9. economizing type data de-duplication method in a kind of cloud storage system according to claim 1, it is characterised in that institute New repeated data block can be introduced by stating modification of the multiple users of client in step 4 to data block, and existing storage system is temporary Without considering the data block that these are repeated, user backs up again after local is to data modification in standby system, the process of backup In filter out the part not made an amendment；And cloud storage is experienced as got desired in local, user to the high in the clouds that user brings The address of the data of modification, directly modifies data, this is exactly cloud storage and the difference of standby system.

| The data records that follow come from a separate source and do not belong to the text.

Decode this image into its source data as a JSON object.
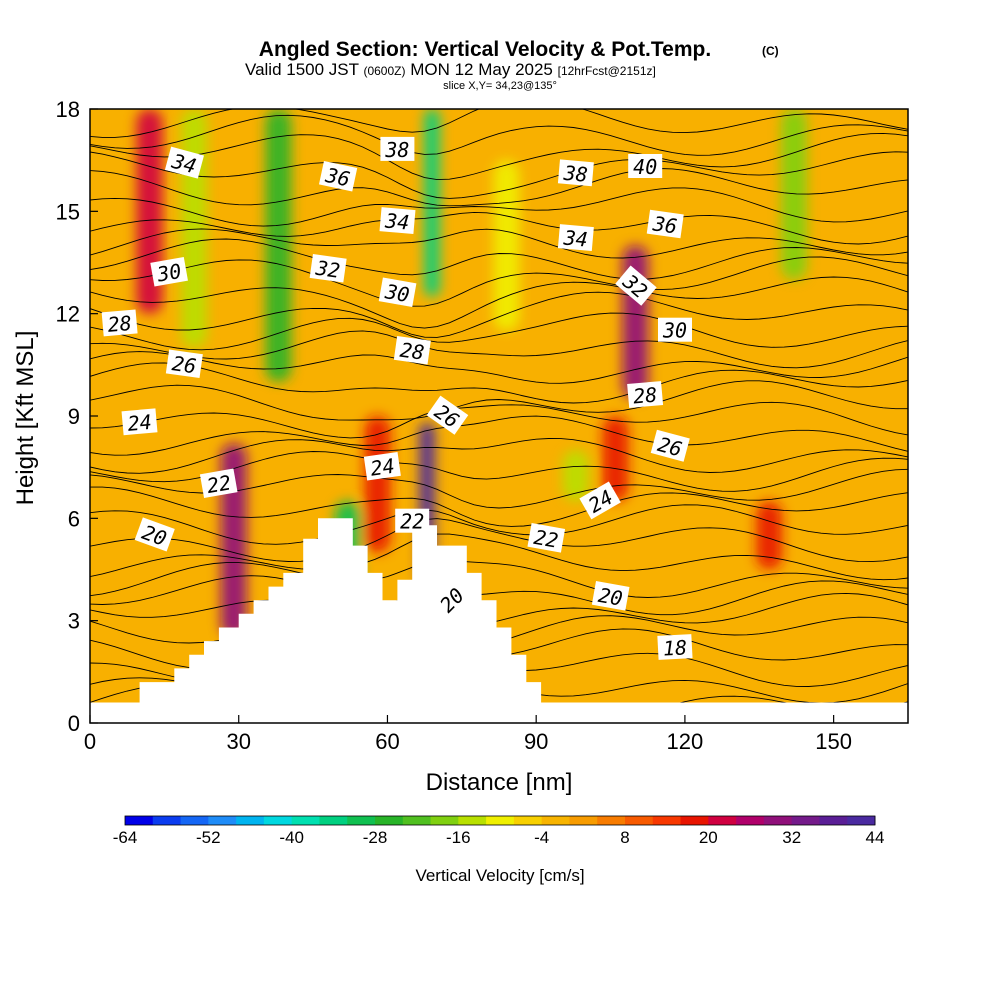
{
  "title": {
    "main": "Angled Section: Vertical Velocity & Pot.Temp.",
    "unit": "(C)",
    "valid_prefix": "Valid 1500 JST",
    "valid_z": "(0600Z)",
    "valid_date": "MON 12 May 2025",
    "fcst": "[12hrFcst@2151z]",
    "slice": "slice X,Y= 34,23@135°"
  },
  "chart_data": {
    "type": "heatmap",
    "title": "Angled Section: Vertical Velocity & Pot.Temp.",
    "xlabel": "Distance [nm]",
    "ylabel": "Height [Kft MSL]",
    "xlim": [
      0,
      165
    ],
    "ylim": [
      0,
      18
    ],
    "x_ticks": [
      0,
      30,
      60,
      90,
      120,
      150
    ],
    "y_ticks": [
      0,
      3,
      6,
      9,
      12,
      15,
      18
    ],
    "x_tick_labels": [
      "0",
      "30",
      "60",
      "90",
      "120",
      "150"
    ],
    "y_tick_labels": [
      "0",
      "3",
      "6",
      "9",
      "12",
      "15",
      "18"
    ],
    "colorbar": {
      "title": "Vertical Velocity [cm/s]",
      "min": -64,
      "max": 44,
      "step": 4,
      "tick_values": [
        -64,
        -52,
        -40,
        -28,
        -16,
        -4,
        8,
        20,
        32,
        44
      ],
      "tick_labels": [
        "-64",
        "-52",
        "-40",
        "-28",
        "-16",
        "-4",
        "8",
        "20",
        "32",
        "44"
      ],
      "colors": [
        "#0000e8",
        "#0a3cf0",
        "#1466f5",
        "#1e8cf8",
        "#00b4f0",
        "#00d8e0",
        "#00e0b0",
        "#00d080",
        "#10c050",
        "#28b428",
        "#50c020",
        "#80d010",
        "#b8e000",
        "#f0f000",
        "#f8d000",
        "#f8b400",
        "#f89c00",
        "#f87c00",
        "#f85a00",
        "#f83800",
        "#e81400",
        "#d00040",
        "#b0006a",
        "#90107a",
        "#741a8a",
        "#5a1e96",
        "#4a2aa0"
      ]
    },
    "terrain": {
      "description_free": true,
      "profile": [
        [
          0,
          0.6
        ],
        [
          10,
          0.6
        ],
        [
          10,
          1.2
        ],
        [
          17,
          1.2
        ],
        [
          17,
          1.6
        ],
        [
          20,
          1.6
        ],
        [
          20,
          2.0
        ],
        [
          23,
          2.0
        ],
        [
          23,
          2.4
        ],
        [
          26,
          2.4
        ],
        [
          26,
          2.8
        ],
        [
          30,
          2.8
        ],
        [
          30,
          3.2
        ],
        [
          33,
          3.2
        ],
        [
          33,
          3.6
        ],
        [
          36,
          3.6
        ],
        [
          36,
          4.0
        ],
        [
          39,
          4.0
        ],
        [
          39,
          4.4
        ],
        [
          43,
          4.4
        ],
        [
          43,
          5.4
        ],
        [
          46,
          5.4
        ],
        [
          46,
          6.0
        ],
        [
          53,
          6.0
        ],
        [
          53,
          5.2
        ],
        [
          56,
          5.2
        ],
        [
          56,
          4.4
        ],
        [
          59,
          4.4
        ],
        [
          59,
          3.6
        ],
        [
          62,
          3.6
        ],
        [
          62,
          4.2
        ],
        [
          65,
          4.2
        ],
        [
          65,
          5.8
        ],
        [
          70,
          5.8
        ],
        [
          70,
          5.2
        ],
        [
          76,
          5.2
        ],
        [
          76,
          4.4
        ],
        [
          79,
          4.4
        ],
        [
          79,
          3.6
        ],
        [
          82,
          3.6
        ],
        [
          82,
          2.8
        ],
        [
          85,
          2.8
        ],
        [
          85,
          2.0
        ],
        [
          88,
          2.0
        ],
        [
          88,
          1.2
        ],
        [
          91,
          1.2
        ],
        [
          91,
          0.6
        ],
        [
          165,
          0.6
        ]
      ]
    },
    "vertical_velocity_features": [
      {
        "x": 12,
        "y0": 12,
        "y1": 18,
        "value": 20
      },
      {
        "x": 29,
        "y0": 2.5,
        "y1": 8.2,
        "value": 28
      },
      {
        "x": 21,
        "y0": 11,
        "y1": 18,
        "value": -14
      },
      {
        "x": 38,
        "y0": 10,
        "y1": 18,
        "value": -26
      },
      {
        "x": 52,
        "y0": 3.5,
        "y1": 6.5,
        "value": -30
      },
      {
        "x": 58,
        "y0": 5,
        "y1": 9,
        "value": 18
      },
      {
        "x": 68,
        "y0": 4,
        "y1": 8.8,
        "value": 40
      },
      {
        "x": 69,
        "y0": 12.5,
        "y1": 18,
        "value": -36
      },
      {
        "x": 84,
        "y0": 11.5,
        "y1": 16.5,
        "value": -12
      },
      {
        "x": 106,
        "y0": 6.5,
        "y1": 9,
        "value": 18
      },
      {
        "x": 110,
        "y0": 9.5,
        "y1": 14,
        "value": 30
      },
      {
        "x": 142,
        "y0": 13,
        "y1": 18,
        "value": -18
      },
      {
        "x": 137,
        "y0": 4.5,
        "y1": 6.5,
        "value": 16
      },
      {
        "x": 98,
        "y0": 6.5,
        "y1": 8,
        "value": -14
      }
    ],
    "potential_temperature_labels": [
      {
        "text": "34",
        "x": 19,
        "y": 16.4,
        "angle": 15
      },
      {
        "text": "36",
        "x": 50,
        "y": 16.0,
        "angle": 12
      },
      {
        "text": "38",
        "x": 62,
        "y": 16.8,
        "angle": 0
      },
      {
        "text": "38",
        "x": 98,
        "y": 16.1,
        "angle": 5
      },
      {
        "text": "40",
        "x": 112,
        "y": 16.3,
        "angle": 0
      },
      {
        "text": "34",
        "x": 62,
        "y": 14.7,
        "angle": 5
      },
      {
        "text": "34",
        "x": 98,
        "y": 14.2,
        "angle": 5
      },
      {
        "text": "36",
        "x": 116,
        "y": 14.6,
        "angle": 8
      },
      {
        "text": "32",
        "x": 48,
        "y": 13.3,
        "angle": 8
      },
      {
        "text": "32",
        "x": 110,
        "y": 12.8,
        "angle": 40
      },
      {
        "text": "30",
        "x": 16,
        "y": 13.2,
        "angle": -10
      },
      {
        "text": "30",
        "x": 62,
        "y": 12.6,
        "angle": 10
      },
      {
        "text": "30",
        "x": 118,
        "y": 11.5,
        "angle": 0
      },
      {
        "text": "28",
        "x": 6,
        "y": 11.7,
        "angle": -5
      },
      {
        "text": "28",
        "x": 65,
        "y": 10.9,
        "angle": 8
      },
      {
        "text": "28",
        "x": 112,
        "y": 9.6,
        "angle": -5
      },
      {
        "text": "26",
        "x": 19,
        "y": 10.5,
        "angle": 8
      },
      {
        "text": "26",
        "x": 72,
        "y": 9.0,
        "angle": 35
      },
      {
        "text": "26",
        "x": 117,
        "y": 8.1,
        "angle": 15
      },
      {
        "text": "24",
        "x": 10,
        "y": 8.8,
        "angle": -5
      },
      {
        "text": "24",
        "x": 59,
        "y": 7.5,
        "angle": -8
      },
      {
        "text": "24",
        "x": 103,
        "y": 6.5,
        "angle": -30
      },
      {
        "text": "22",
        "x": 26,
        "y": 7.0,
        "angle": -10
      },
      {
        "text": "22",
        "x": 65,
        "y": 5.9,
        "angle": 0
      },
      {
        "text": "22",
        "x": 92,
        "y": 5.4,
        "angle": 10
      },
      {
        "text": "20",
        "x": 13,
        "y": 5.5,
        "angle": 20
      },
      {
        "text": "20",
        "x": 73,
        "y": 3.6,
        "angle": -45
      },
      {
        "text": "20",
        "x": 105,
        "y": 3.7,
        "angle": 10
      },
      {
        "text": "18",
        "x": 118,
        "y": 2.2,
        "angle": -3
      }
    ]
  }
}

10. economizing type data de-duplication method in a kind of cloud storage system according to claim 1, it is characterised in that institute State and postpone to delete again comprising to operation, determination methods of both hot spot repeated data block and non-hot repeated data block in step 5 Using equation below：

<mrow> <mfenced open = "{" close = ""> <mtable> <mtr> <mtd> <mrow> <msub> <mover> <mi>f</mi> <mo>&OverBar;</mo> </mover> <mrow> <mi>a</mi> <mi>c</mi> <mi>c</mi> <mi>e</mi> <mi>s</mi> <mi>s</mi> </mrow> </msub> <mo>></mo> <mi>&alpha;</mi> </mrow> </mtd> </mtr> <mtr> <mtd> <mrow> <msub> <mover> <mi>f</mi> <mo>&OverBar;</mo> </mover> <mrow> <mi>a</mi> <mi>c</mi> <mi>c</mi> <mi>e</mi> <mi>s</mi> <mi>s</mi> </mrow> </msub> <mo>=</mo> <munder> <mo>&Sigma;</mo> <mrow> <mi>j</mi> <mo>&Element;</mo> <mi>Z</mi> </mrow> </munder> <mfrac> <mrow> <msub> <mi>A</mi> <mi>j</mi> </msub> <mrow> <mo>(</mo> <msub> <mi>t</mi> <mrow> <mi>p</mi> <mo>+</mo> <mn>1</mn> </mrow> </msub> <mo>)</mo> </mrow> <mo>-</mo> <msub> <mi>A</mi> <mi>j</mi> </msub> <mrow> <mo>(</mo> <msub> <mi>t</mi> <mi>p</mi> </msub> <mo>)</mo> </mrow> </mrow> <mrow> <msub> <mi>t</mi> <mrow> <mi>p</mi> <mo>+</mo> <mn>1</mn> </mrow> </msub> <mo>-</mo> <msub> <mi>t</mi> <mi>p</mi> </msub> </mrow> </mfrac> <mo>,</mo> <mi>j</mi> <mo>&NotEqual;</mo> <mi>i</mi> <mo>,</mo> <mi>j</mi> <mo>&Element;</mo> <mi>Z</mi> <mo>,</mo> <msub> <mi>t</mi> <mrow> <mi>p</mi> <mo>+</mo> <mn>1</mn> </mrow> </msub> <mo>></mo> <msub> <mi>t</mi> <mi>p</mi> </msub> </mrow> </mtd> </mtr> </mtable> </mfenced> <mo>-</mo> <mo>-</mo> <mo>-</mo> <mrow> <mo>(</mo> <mn>1</mn> <mo>)</mo> </mrow> </mrow>

In formula, a certain data block is changed in node i, and determines that the data block does not repeat in node i, is had on node j Repeated data block；Represent in t_p+1-t_pSome interior data block of period is at memory node end except the average access of node i Number；α is a threshold value, represents to become access times minimum in the hot spot data block unit interval；A_j(t_p) and A_j(t_p+1) point T is not represented_pAnd t_p+1The access times of a certain data block on moment node j；Z is the numbering set of node where data block B；

Then postpone to delete again for hot spot repeated data block to reduce the access response time of system；For non-hot repeated data Block, the then deletion where selecting non-hot repeated data block on the relatively small number of node of memory node residual capacity are loaded with realizing It is balanced.